# Halloween Hysteria and other All Hollows Frolics....



## GobbyGruesome (Sep 14, 2005)

A friend and I tracked it down a couple years back I think, when a member was trying to identify a song. She bought the last copy on Amazon at the time ("more on the way") and gave me a listen. It's a pretty ambitious undertaking and I'm hoping to pick up a copy this year when the wallet loosens up a bit.  It's definitely fun stuff from someone who loves the season.

It's not likely something you'd hear on the radio though - and I don't know that I'd put it on anywhere as background music. I think it's really about storytelling so you kinda need to pay attention to get the most out of it.

The artist, Alan Sanborn just joined the forums here earlier this year, and I think he mentioned that he sells them directly if you're interested in picking up a copy. I'll see if I can find the post.

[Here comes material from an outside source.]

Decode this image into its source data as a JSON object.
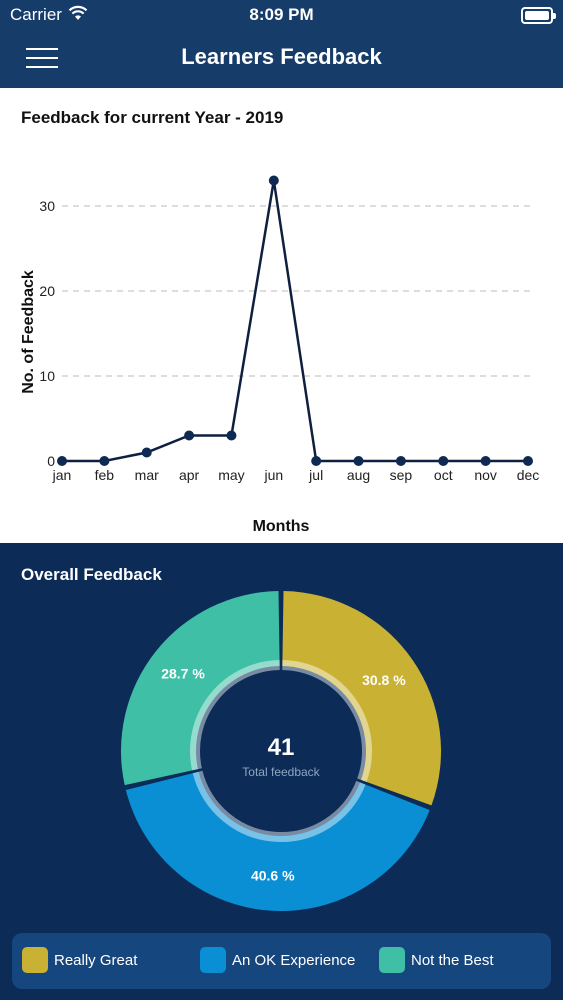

Here's the link to that thread...http://www.halloweenforum.com/hallo...osts-come-out-halloween-song.html#post1591524

And here's a link to his myspace page...you can hear some of the songs there...
myspace.com/alansanbornandtheallhallo/music/songs

Hope that helps a bit.


----------



## Spookmaster (Sep 27, 2008)

GG..

quite helpful. I'll see about dropping him a line...

I heard "Ghosts" on halloweenradio.com ...love it!

Spookmaster


----------